Ever since the great mage Alzur created it, this single draught has been the starting point: a stronger body, extraordinary senses, near-immunity to poison and disease.
Drink it, and even if you started as an ordinary person, you'd still have a thirty percent chance of becoming superhuman. Doesn't that sound amazing?"
"Come talk to me again when you're completely certain! And if you're not drinking it, why did you make it in the first place?"
"I couldn't help wanting to make it and see.
You know, the Grass Draughts of different schools have different effects. The School of the Griffin strengthens the power of Signs, the School of the Cat speeds up reflexes, and the School of the Bear focuses more obviously on physical enhancement.
The School of the Wolf claims to be balanced and stable, but that makes it feel a little lacking in character. Or maybe its real specialty is just having a higher success rate?

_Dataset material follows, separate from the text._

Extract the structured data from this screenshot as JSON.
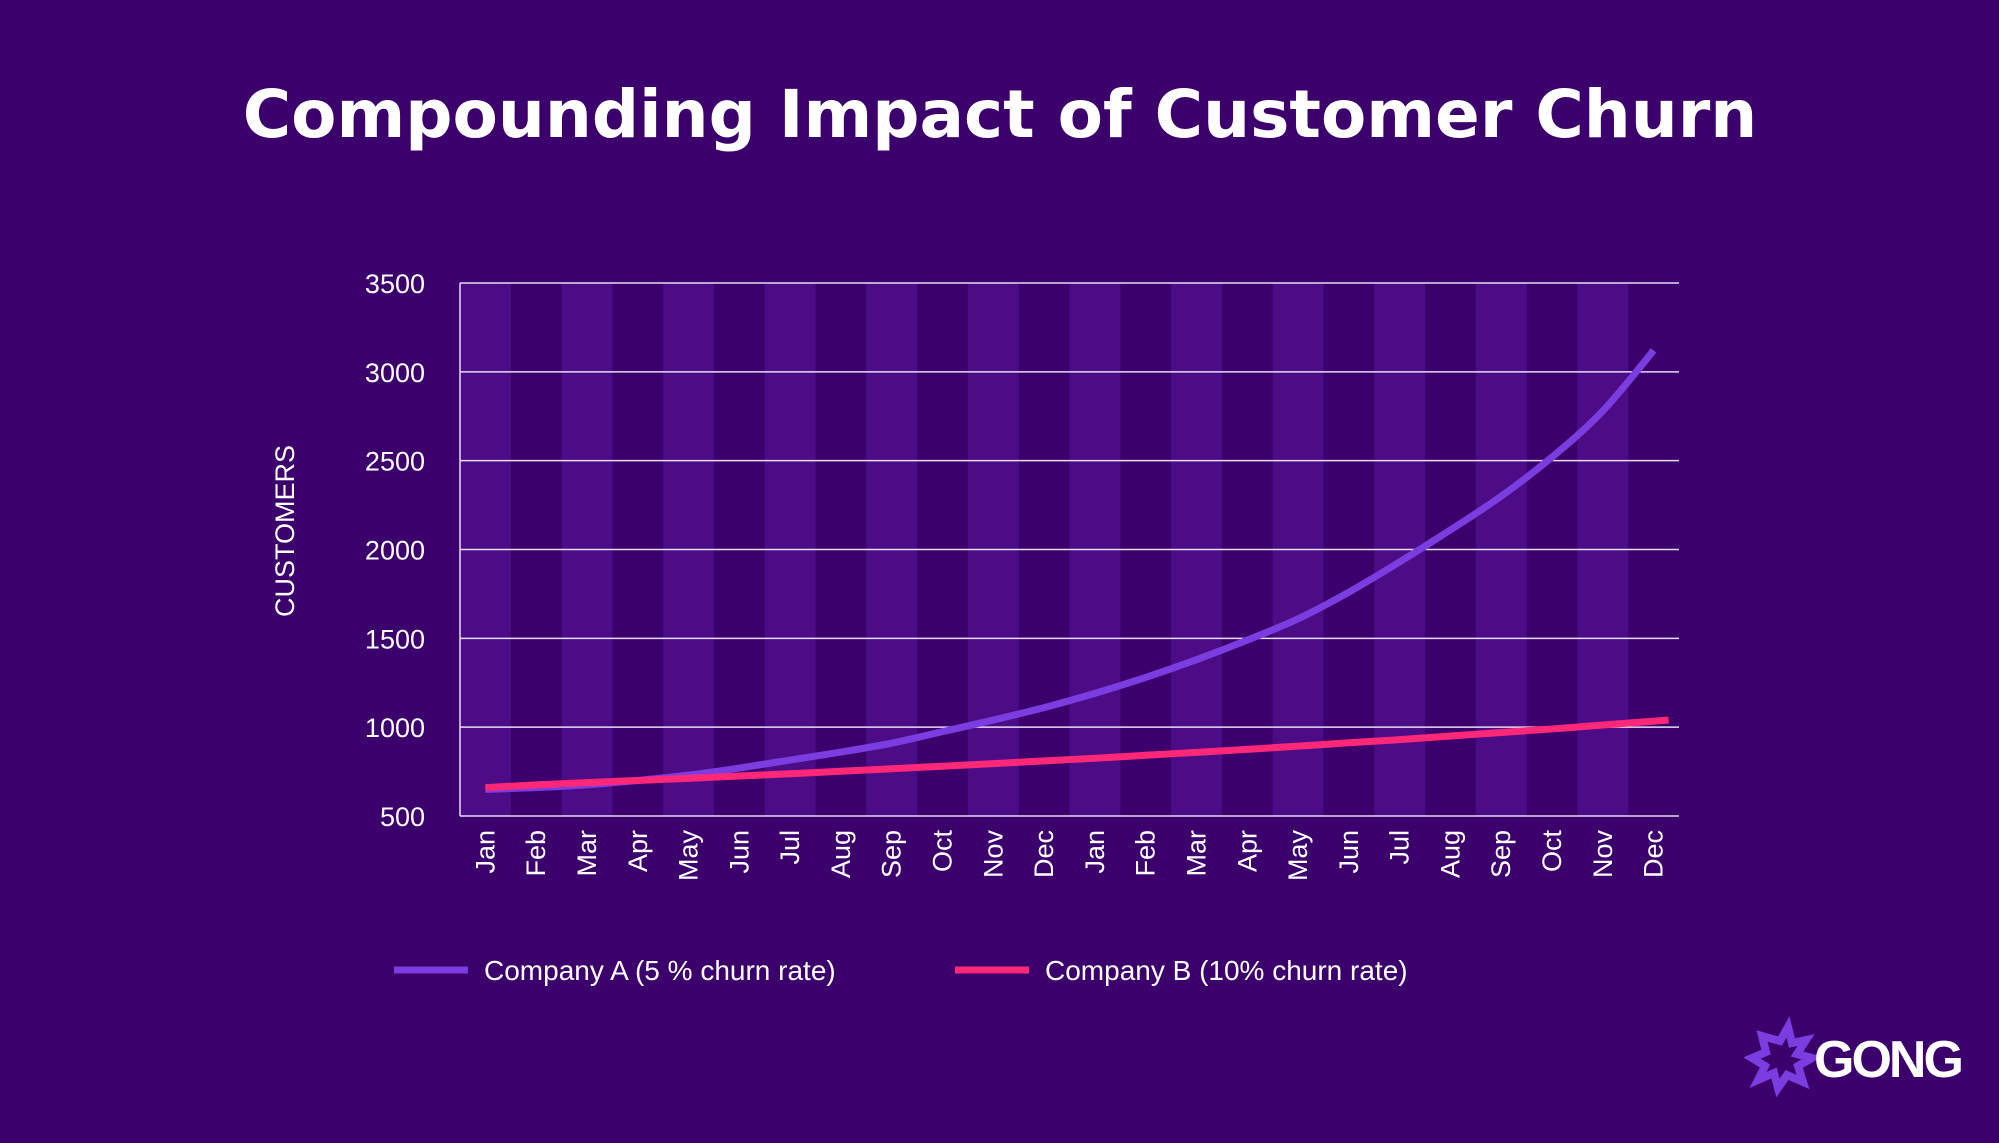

...No wonder our school's specialties are sword oils and bombs. Those crafts don't depend on talent."
At that point the boy burst into laughter at his own expense.
He was laughing so happily that he did not notice the regular knocking coming from the door leading to the smithy until he saw the girl's face had turned deathly pale.
His expression darkened.
Victor drew the Sword of Prometheus.
He opened the door.
Luf was kneeling on the floor. The instant the door opened, he slammed his head down in a full kowtow, striking the ground with a heavy bang.

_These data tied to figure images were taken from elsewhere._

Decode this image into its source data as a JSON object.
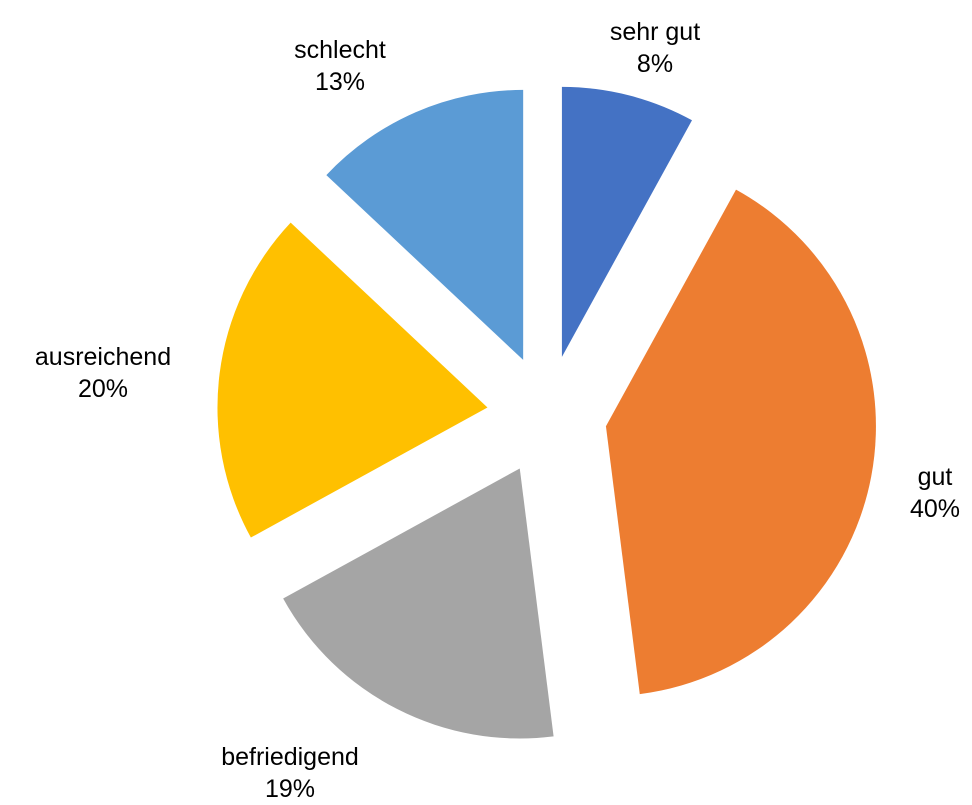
{
  "chart_data": {
    "type": "pie",
    "categories": [
      "sehr gut",
      "gut",
      "befriedigend",
      "ausreichend",
      "schlecht"
    ],
    "values": [
      8,
      40,
      19,
      20,
      13
    ],
    "value_labels": [
      "8%",
      "40%",
      "19%",
      "20%",
      "13%"
    ],
    "colors": [
      "#4472c4",
      "#ed7d31",
      "#a5a5a5",
      "#ffc000",
      "#5b9bd5"
    ],
    "start_angle": 0,
    "direction": "clockwise",
    "exploded": true
  }
}
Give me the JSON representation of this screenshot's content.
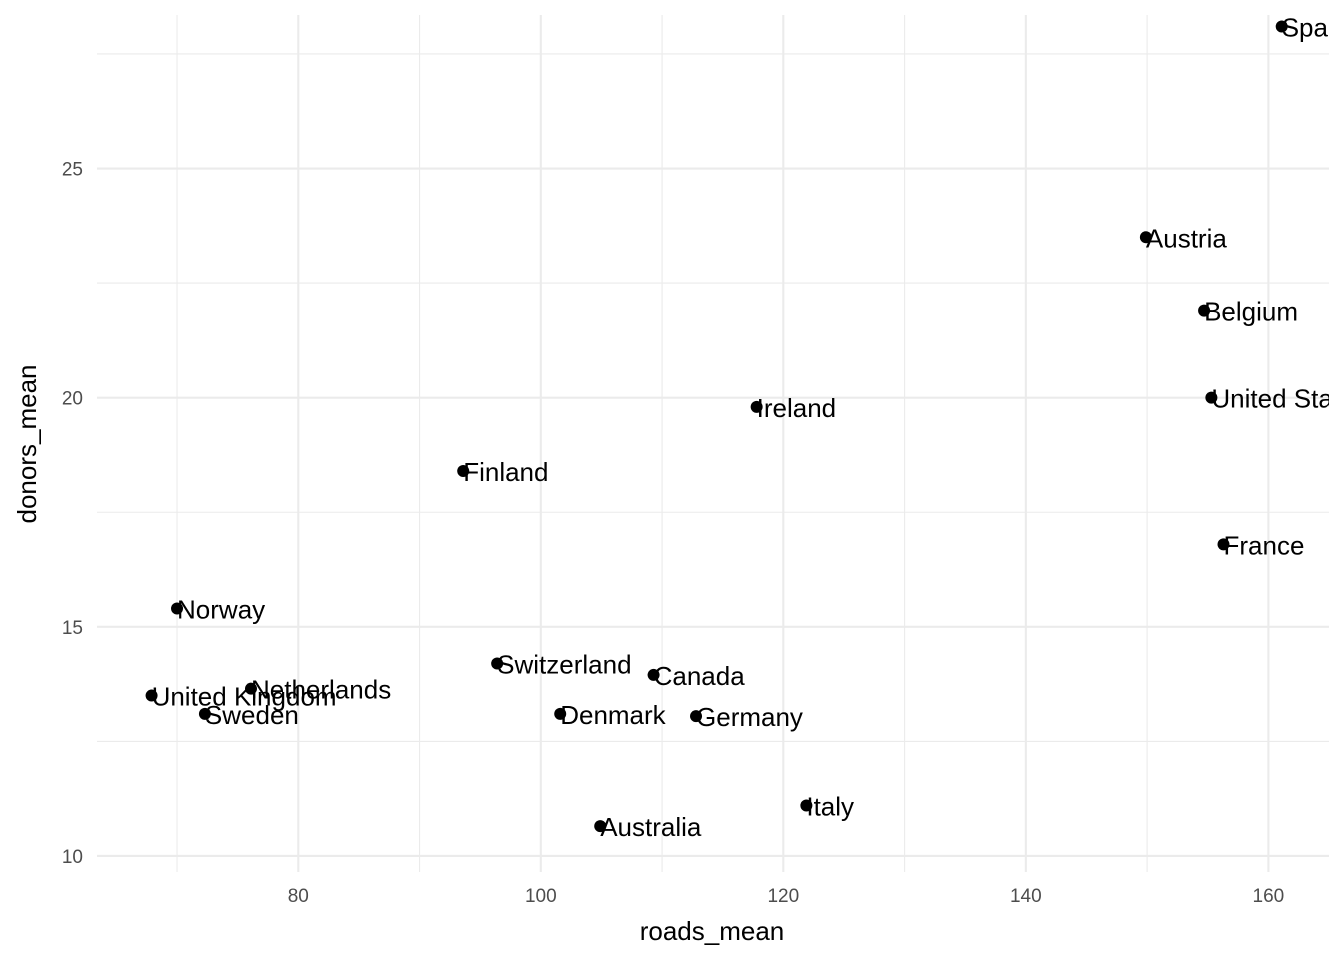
{
  "chart_data": {
    "type": "scatter",
    "xlabel": "roads_mean",
    "ylabel": "donors_mean",
    "xlim": [
      63.4,
      165
    ],
    "ylim": [
      9.65,
      28.35
    ],
    "x_ticks": [
      80,
      100,
      120,
      140,
      160
    ],
    "x_minor_ticks": [
      70,
      90,
      110,
      130,
      150
    ],
    "y_ticks": [
      10,
      15,
      20,
      25
    ],
    "y_minor_ticks": [
      12.5,
      17.5,
      22.5,
      27.5
    ],
    "grid": true,
    "points": [
      {
        "label": "Spain",
        "x": 161.1,
        "y": 28.1
      },
      {
        "label": "Austria",
        "x": 149.9,
        "y": 23.5
      },
      {
        "label": "Belgium",
        "x": 154.7,
        "y": 21.9
      },
      {
        "label": "United States",
        "x": 155.3,
        "y": 20.0
      },
      {
        "label": "Ireland",
        "x": 117.8,
        "y": 19.8
      },
      {
        "label": "Finland",
        "x": 93.6,
        "y": 18.4
      },
      {
        "label": "France",
        "x": 156.3,
        "y": 16.8
      },
      {
        "label": "Norway",
        "x": 70.0,
        "y": 15.4
      },
      {
        "label": "Switzerland",
        "x": 96.4,
        "y": 14.2
      },
      {
        "label": "Canada",
        "x": 109.3,
        "y": 13.95
      },
      {
        "label": "Netherlands",
        "x": 76.1,
        "y": 13.65
      },
      {
        "label": "United Kingdom",
        "x": 67.9,
        "y": 13.5
      },
      {
        "label": "Sweden",
        "x": 72.3,
        "y": 13.1
      },
      {
        "label": "Denmark",
        "x": 101.6,
        "y": 13.1
      },
      {
        "label": "Germany",
        "x": 112.8,
        "y": 13.05
      },
      {
        "label": "Italy",
        "x": 121.9,
        "y": 11.1
      },
      {
        "label": "Australia",
        "x": 104.9,
        "y": 10.65
      }
    ]
  }
}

When he raised his head, his eyes were bright.
There was unshakable resolve in them.
...
"No... Luf actually ran off? How could this happen? Weren't we good enough to him?" Fergus shouted in displeasure back in the smithy.
Yoana did not look any happier. Luf was from the same homeland as she was, and over the past several days she had taken pretty good care of him. She had not expected him to run away without a word, leaving behind only a note thanking them for their care during this time.

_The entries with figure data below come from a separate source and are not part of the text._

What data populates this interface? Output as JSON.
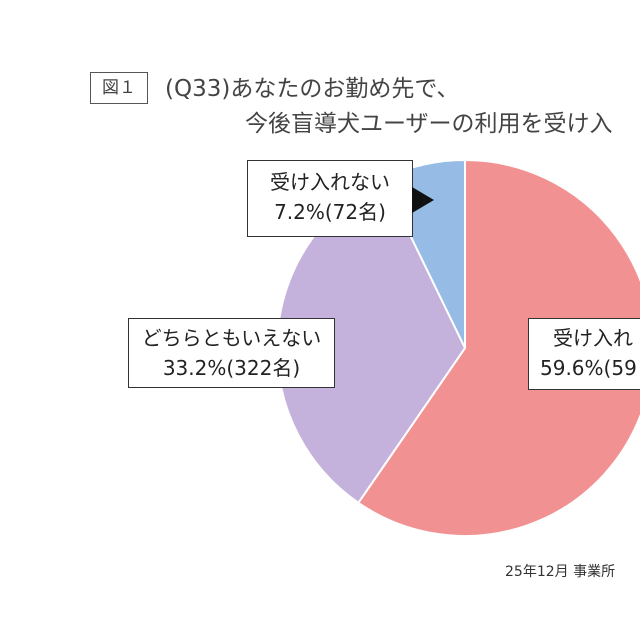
{
  "figure_label": "図１",
  "chart_data": {
    "type": "pie",
    "title_lines": [
      "(Q33)あなたのお勤め先で、",
      "今後盲導犬ユーザーの利用を受け入"
    ],
    "slices": [
      {
        "label": "受け入れ",
        "value": 59.6,
        "display": "59.6%(59",
        "color": "#F29192"
      },
      {
        "label": "どちらともいえない",
        "value": 33.2,
        "display": "33.2%(322名)",
        "color": "#C4B2DC"
      },
      {
        "label": "受け入れない",
        "value": 7.2,
        "display": "7.2%(72名)",
        "color": "#96BCE6"
      }
    ]
  },
  "footer": "25年12月 事業所"
}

Fortunately, after checking carefully, they found nothing missing.
At least Luf had enough conscience not to take a few parting gifts with him on the way out.
He had only taken the wages he had earned while apprenticing there.
Meanwhile, in Victor's alchemy workshop, Angoulême stood beside the wooden wall and gave a wry smile.
"The soundproofing really is terrible. You could hear everything perfectly clearly."
"You told me that already. It's my fault for not taking it seriously." The boy looked perfectly calm as he busied himself with bottles and jars.
The girl hesitated. "Vic... so you really... are you sure you really want to help him?"
The alchemy apprentice looked up.
"It's not that I want to help him. You do. I didn't want to kill anyone with my own hands, so I let you decide whether to kill him or hear out his story. Didn't I?
If it had been up to me, I wouldn't have listened to a single reason. I'd have killed him on the spot. The first thing I cared about was that he'd actually been eavesdropping on us.
And besides, I have no interest whatsoever in his story. Luf was a slave sold into Novigrad. I could come up with seventeen or eighteen miserable stories without even trying—stories so wretched they'd ruin my mood.
But since you didn't kill him, since you chose to hear him out, and after hearing him out you asked me whether I could help him...
Then I'll help him.
A story that even you accepted must be a moving one."
Victor left Angoulême with nothing to say.
All she could do was let out a sigh.
"Fine. If Luf really has left, then that's the choice he made."